About Nepra Foods Inc.
Nepra Foods is grounded in a passion for food. We believe eating healthy should be easy. Everybody deserves food options that are truly nutritious and taste good. Food should be allergen-free so that everyone in the family can enjoy eating it together. Plant-based foods can offer high-quality nutrition and taste great while maintaining a low-carb profile. Nepra Foods is on a mission to make healthy, enjoyable food for everybody.

ON BEHALF OF THE BOARD OF DIRECTORS
David Wood, Chief Operating Officer and Interim CFO
investors@neprafoods.com
Investor Relations Toll-free (844) 566-1917

The CSE has neither approved nor disapproved the contents of this news release. The CSE does not accept responsibility for the adequacy or accuracy of this release.

Forward-Looking Statements
This news release contains statements and information that, to the extent that they are not historical fact, constitute "forward-looking information" within the meaning of applicable securities legislation. Forward-looking information may include, without limitation, statements related to the future developments and the business and operations of the Company. Forward-looking information is based on the reasonable assumptions, estimates, analysis and opinions of management made in light of its experience and its perception of trends, current conditions and expected developments, as well as other factors that management believes to be relevant and reasonable in the circumstances at the date that such statements are made, but which may prove to be incorrect.

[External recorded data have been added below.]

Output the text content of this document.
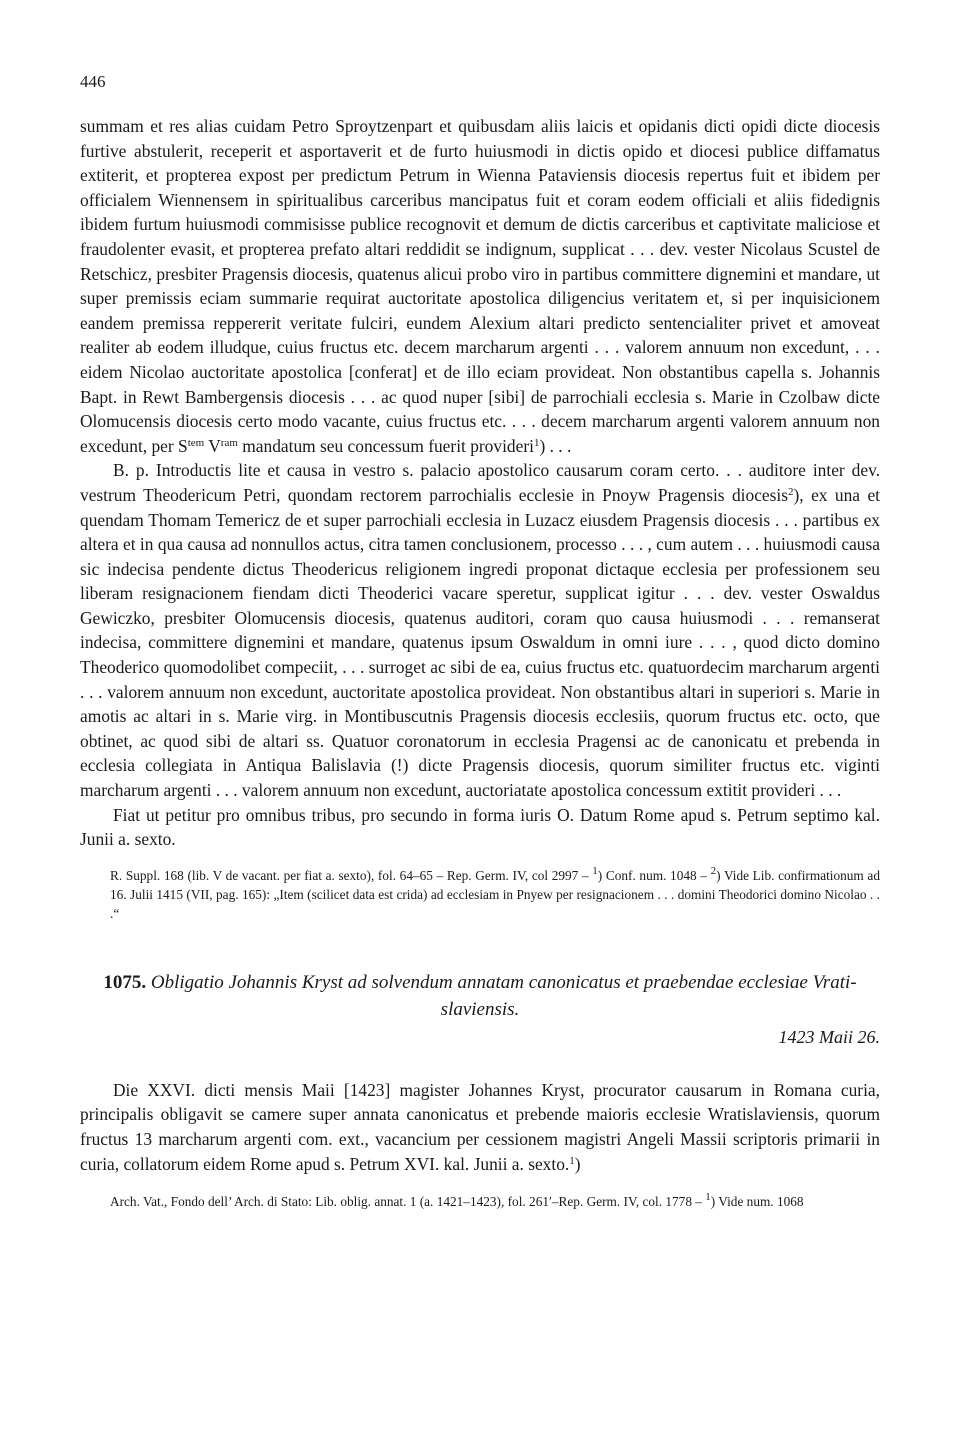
446

summam et res alias cuidam Petro Sproytzenpart et quibusdam aliis laicis et opidanis dicti opidi dicte diocesis furtive abstulerit, receperit et asportaverit et de furto huiusmodi in dictis opido et diocesi publice diffamatus extiterit, et propterea expost per predictum Petrum in Wienna Pataviensis diocesis repertus fuit et ibidem per officialem Wiennensem in spiritualibus carceribus mancipatus fuit et coram eodem officiali et aliis fidedignis ibidem furtum huiusmodi commisisse publice recognovit et demum de dictis carceribus et captivitate maliciose et fraudolenter evasit, et propterea prefato altari reddidit se indignum, supplicat . . . dev. vester Nicolaus Scustel de Retschicz, presbiter Pragensis diocesis, quatenus alicui probo viro in partibus committere dignemini et mandare, ut super premissis eciam summarie requirat auctoritate apostolica diligencius veritatem et, si per inquisicionem eandem premissa reppererit veritate fulciri, eundem Alexium altari predicto sentencialiter privet et amoveat realiter ab eodem illudque, cuius fructus etc. decem marcharum argenti . . . valorem annuum non excedunt, . . . eidem Nicolao auctoritate apostolica [conferat] et de illo eciam provideat. Non obstantibus capella s. Johannis Bapt. in Rewt Bambergensis diocesis . . . ac quod nuper [sibi] de parrochiali ecclesia s. Marie in Czolbaw dicte Olomucensis diocesis certo modo vacante, cuius fructus etc. . . . decem marcharum argenti valorem annuum non excedunt, per $S^{tem}$ $V^{ram}$ mandatum seu concessum fuerit provideri$^1$) . . .

B. p. Introductis lite et causa in vestro s. palacio apostolico causarum coram certo. . . auditore inter dev. vestrum Theodericum Petri, quondam rectorem parrochialis ecclesie in Pnoyw Pragensis diocesis$^2$), ex una et quendam Thomam Temericz de et super parrochiali ecclesia in Luzacz eiusdem Pragensis diocesis . . . partibus ex altera et in qua causa ad nonnullos actus, citra tamen conclusionem, processo . . . , cum autem . . . huiusmodi causa sic indecisa pendente dictus Theodericus religionem ingredi proponat dictaque ecclesia per professionem seu liberam resignacionem fiendam dicti Theoderici vacare speretur, supplicat igitur . . . dev. vester Oswaldus Gewiczko, presbiter Olomucensis diocesis, quatenus auditori, coram quo causa huiusmodi . . . remanserat indecisa, committere dignemini et mandare, quatenus ipsum Oswaldum in omni iure . . . , quod dicto domino Theoderico quomodolibet compeciit, . . . surroget ac sibi de ea, cuius fructus etc. quatuordecim marcharum argenti . . . valorem annuum non excedunt, auctoritate apostolica provideat. Non obstantibus altari in superiori s. Marie in amotis ac altari in s. Marie virg. in Montibuscutnis Pragensis diocesis ecclesiis, quorum fructus etc. octo, que obtinet, ac quod sibi de altari ss. Quatuor coronatorum in ecclesia Pragensi ac de canonicatu et prebenda in ecclesia collegiata in Antiqua Balislavia (!) dicte Pragensis diocesis, quorum similiter fructus etc. viginti marcharum argenti . . . valorem annuum non excedunt, auctoriatate apostolica concessum extitit provideri . . .

Fiat ut petitur pro omnibus tribus, pro secundo in forma iuris O. Datum Rome apud s. Petrum septimo kal. Junii a. sexto.

R. Suppl. 168 (lib. V de vacant. per fiat a. sexto), fol. 64–65 – Rep. Germ. IV, col 2997 – $^1$) Conf. num. 1048 – $^2$) Vide Lib. confirmationum ad 16. Julii 1415 (VII, pag. 165): „Item (scilicet data est crida) ad ecclesiam in Pnyew per resignacionem . . . domini Theodorici domino Nicolao . . .“

1075. Obligatio Johannis Kryst ad solvendum annatam canonicatus et praebendae ecclesiae Vratislaviensis.
1423 Maii 26.

Die XXVI. dicti mensis Maii [1423] magister Johannes Kryst, procurator causarum in Romana curia, principalis obligavit se camere super annata canonicatus et prebende maioris ecclesie Wratislaviensis, quorum fructus 13 marcharum argenti com. ext., vacancium per cessionem magistri Angeli Massii scriptoris primarii in curia, collatorum eidem Rome apud s. Petrum XVI. kal. Junii a. sexto.$^1$)

Arch. Vat., Fondo dell’ Arch. di Stato: Lib. oblig. annat. 1 (a. 1421–1423), fol. 261′–Rep. Germ. IV, col. 1778 – $^1$) Vide num. 1068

Forward-looking information involves known and unknown risks, uncertainties and other factors that may cause the actual results, performance or achievements of the Company to differ materially from any future results, performance or achievements expressed or implied by the forward-looking information, including, but not limited to, statements relating to the Company's financial performance, business development, results of operations, and those listed in filings made by the Company with the Canadian securities regulatory authorities (which may be viewed at www.sedarplus.ca). Accordingly, readers should not place undue reliance on any such forward-looking information. Further, any forward-looking statement speaks only as of the date on which such statement is made. New factors emerge from time to time, and it is not possible for the Company's management to predict all of such factors and to assess in advance the impact of each such factor on the Company's business or the extent to which any factor, or combination of factors, may cause actual results to differ materially from those contained in any forward-looking statements. The Company does not undertake any obligation to update any forward-looking information to reflect information, events, results, circumstances or otherwise after the date hereof or to reflect the occurrence of unanticipated events, except as required by law including securities laws.